Face à une équipe saoudienne regroupée et accrocheuse, le Mali a dû puiser dans ses ressources, attendre le bon moment, avant de s’envoler vers une victoire méritée (2–0) qui les propulse en 16es de finale de la Coupe du Monde U17 2025.
Les premières minutes ont été tendues, presque étouffantes. Les Saoudiens, bien en place, ont fermé les espaces. Les Maliens, eux, ont cherché, tenté, sans jamais perdre leur patience. On sentait cette détermination tranquille, celle d’une équipe sûre de sa force mais consciente qu’aucun match ne se gagne sans souffrir.
Raymond Bomba montre la voie
Il aura fallu un éclair pour libérer tout un peuple. À la 61ᵉ minute, Raymond Bomba a jailli, comme un symbole. Sur une action collective parfaitement construite, l’attaquant malien a glissé le ballon au fond des filets et embrasé le banc. Un but qui sentait la délivrance, celui qui transforme la tension en fierté, la peur en confiance.
Derrière lui, ses coéquipiers ont suivi la même énergie. Six minutes plus tard, Ibrahim Diakité, d’un sang-froid admirable, a doublé la mise d’un tir précis. 2–0, le break était fait, le sourire revenait sur les visages. Les Aiglons pouvaient enfin respirer, et gérer leur avance avec maturité.
Une équipe qui grandit à chaque match
Ce n’est pas seulement une victoire. C’est la confirmation que ce groupe a quelque chose de spécial : une solidarité rare, une rigueur de chaque instant, et une capacité à se transcender quand il le faut.
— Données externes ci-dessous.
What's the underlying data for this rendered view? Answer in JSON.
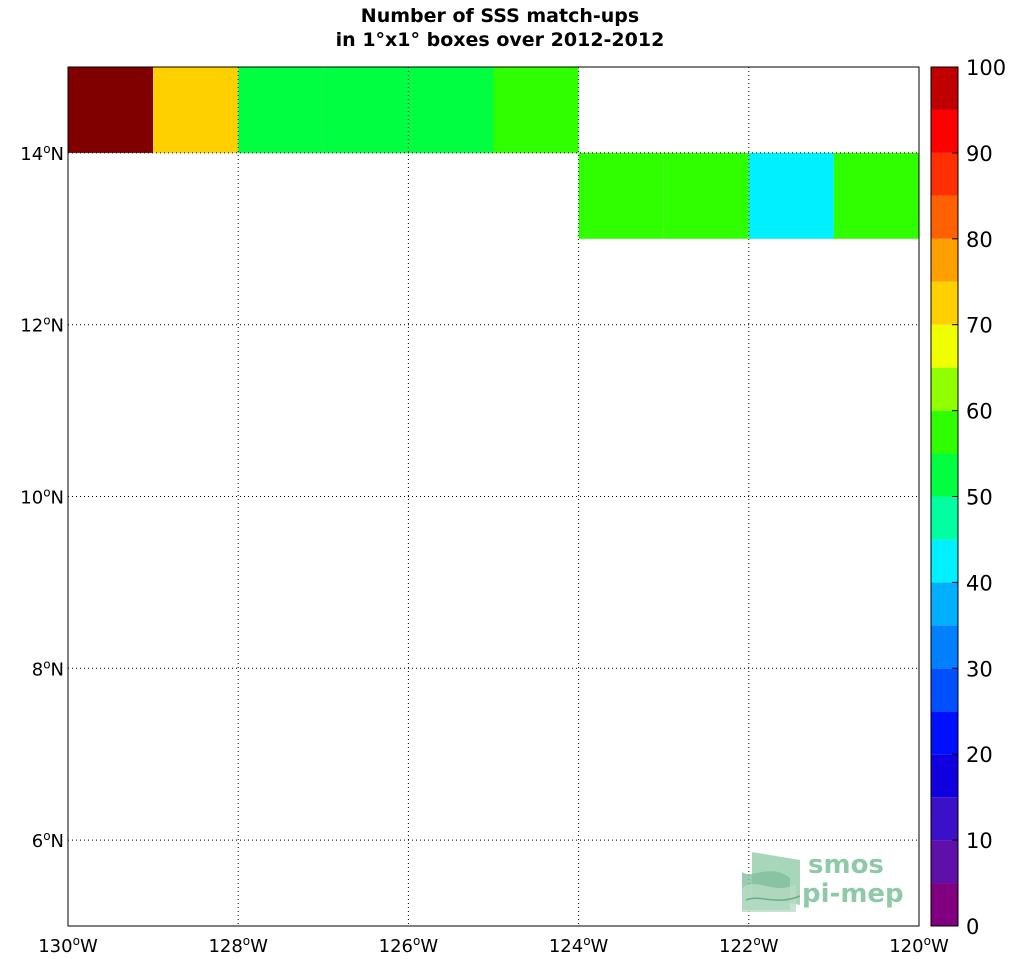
{
  "chart_data": {
    "type": "heatmap",
    "title_lines": [
      "Number of SSS match-ups",
      "in 1°x1° boxes over 2012-2012"
    ],
    "x_range": [
      -130,
      -120
    ],
    "y_range": [
      5,
      15
    ],
    "x_ticks": [
      {
        "value": -130,
        "label": "130",
        "suffix": "W"
      },
      {
        "value": -128,
        "label": "128",
        "suffix": "W"
      },
      {
        "value": -126,
        "label": "126",
        "suffix": "W"
      },
      {
        "value": -124,
        "label": "124",
        "suffix": "W"
      },
      {
        "value": -122,
        "label": "122",
        "suffix": "W"
      },
      {
        "value": -120,
        "label": "120",
        "suffix": "W"
      }
    ],
    "y_ticks": [
      {
        "value": 6,
        "label": "6",
        "suffix": "N"
      },
      {
        "value": 8,
        "label": "8",
        "suffix": "N"
      },
      {
        "value": 10,
        "label": "10",
        "suffix": "N"
      },
      {
        "value": 12,
        "label": "12",
        "suffix": "N"
      },
      {
        "value": 14,
        "label": "14",
        "suffix": "N"
      }
    ],
    "grid": "dotted",
    "cells": [
      {
        "lon": -130,
        "lat": 14,
        "value": 97
      },
      {
        "lon": -129,
        "lat": 14,
        "value": 73
      },
      {
        "lon": -128,
        "lat": 14,
        "value": 52
      },
      {
        "lon": -127,
        "lat": 14,
        "value": 52
      },
      {
        "lon": -126,
        "lat": 14,
        "value": 52
      },
      {
        "lon": -125,
        "lat": 14,
        "value": 57
      },
      {
        "lon": -124,
        "lat": 13,
        "value": 57
      },
      {
        "lon": -123,
        "lat": 13,
        "value": 57
      },
      {
        "lon": -122,
        "lat": 13,
        "value": 43
      },
      {
        "lon": -121,
        "lat": 13,
        "value": 57
      }
    ],
    "colorbar": {
      "min": 0,
      "max": 100,
      "step": 5,
      "ticks": [
        0,
        10,
        20,
        30,
        40,
        50,
        60,
        70,
        80,
        90,
        100
      ],
      "colors": [
        "#800080",
        "#5e10a8",
        "#3a10c8",
        "#1000e0",
        "#0010ff",
        "#0050ff",
        "#0080ff",
        "#00b0ff",
        "#00f0ff",
        "#00ffa0",
        "#00ff40",
        "#30ff00",
        "#90ff00",
        "#f0ff00",
        "#ffd000",
        "#ffa000",
        "#ff6000",
        "#ff3000",
        "#ff0000",
        "#c00000"
      ]
    }
  },
  "logo": {
    "line1": "smos",
    "line2": "pi-mep"
  },
  "colors": {
    "top_bin": "#800000"
  }
}
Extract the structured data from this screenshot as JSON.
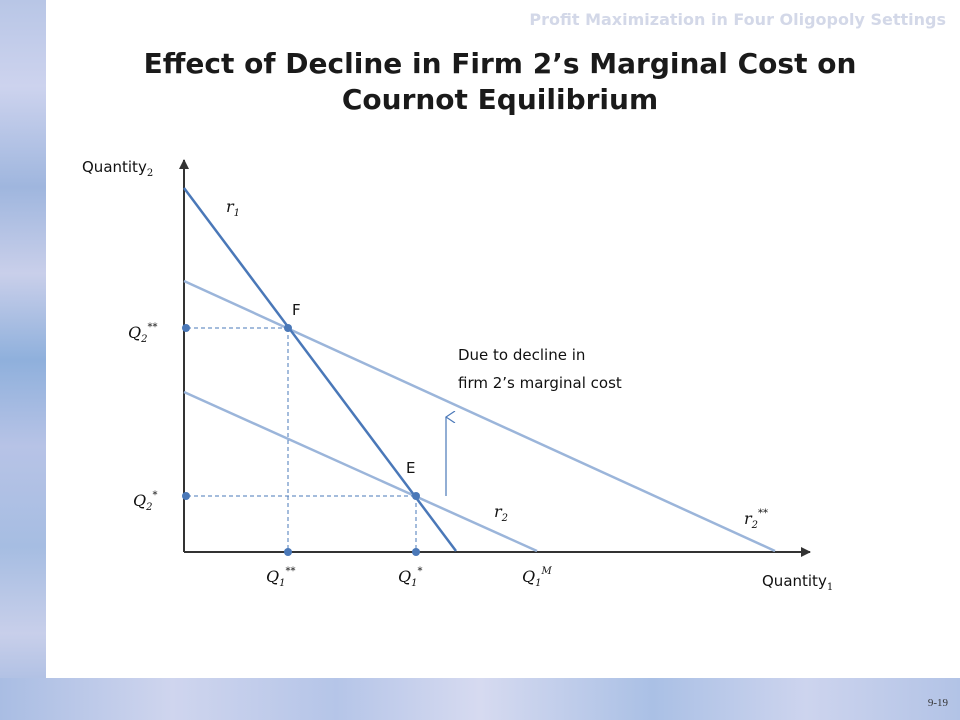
{
  "slide": {
    "header": "Profit Maximization in Four Oligopoly Settings",
    "title_line1": "Effect of Decline in Firm 2’s Marginal Cost on",
    "title_line2": "Cournot Equilibrium",
    "page_number": "9-19"
  },
  "diagram": {
    "y_axis_label": "Quantity",
    "y_axis_sub": "2",
    "x_axis_label": "Quantity",
    "x_axis_sub": "1",
    "curves": {
      "r1": {
        "symbol": "r",
        "sub": "1"
      },
      "r2": {
        "symbol": "r",
        "sub": "2"
      },
      "r2_star": {
        "symbol": "r",
        "sub": "2",
        "sup": "**"
      }
    },
    "points": {
      "F": "F",
      "E": "E"
    },
    "ticks": {
      "q2_double": {
        "symbol": "Q",
        "sub": "2",
        "sup": "**"
      },
      "q2_single": {
        "symbol": "Q",
        "sub": "2",
        "sup": "*"
      },
      "q1_double": {
        "symbol": "Q",
        "sub": "1",
        "sup": "**"
      },
      "q1_single": {
        "symbol": "Q",
        "sub": "1",
        "sup": "*"
      },
      "q1_m": {
        "symbol": "Q",
        "sub": "1",
        "sup": "M"
      }
    },
    "annotation_line1": "Due to decline in",
    "annotation_line2": "firm 2’s marginal cost",
    "colors": {
      "r1": "#4a78b8",
      "r2": "#9bb5da",
      "axis": "#333333",
      "guide": "#4a78b8"
    }
  }
}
Le Mali termine deuxième de son groupe avec six points, derrière l’Autriche, mais avec la certitude d’avoir trouvé son rythme de croisière.
🇲🇱 Mali secure their spot in the Round of 32!#U17WC pic.twitter.com/guhesMXeXG
— FIFA World Cup (@FIFAWorldCup) November 11, 2025
Le rêve continue pour le Mali
Au coup de sifflet final, les visages des jeunes Aiglons disaient tout. Mélange de soulagement et de fierté, de fatigue et de bonheur. Leurs cris, leurs accolades, leurs regards tournés vers le ciel… tout respirait la joie simple d’un exploit collectif.
Le Mali poursuit son aventure avec le cœur léger et la tête haute. Et à ce rythme, difficile de ne pas croire que le meilleur reste à venir.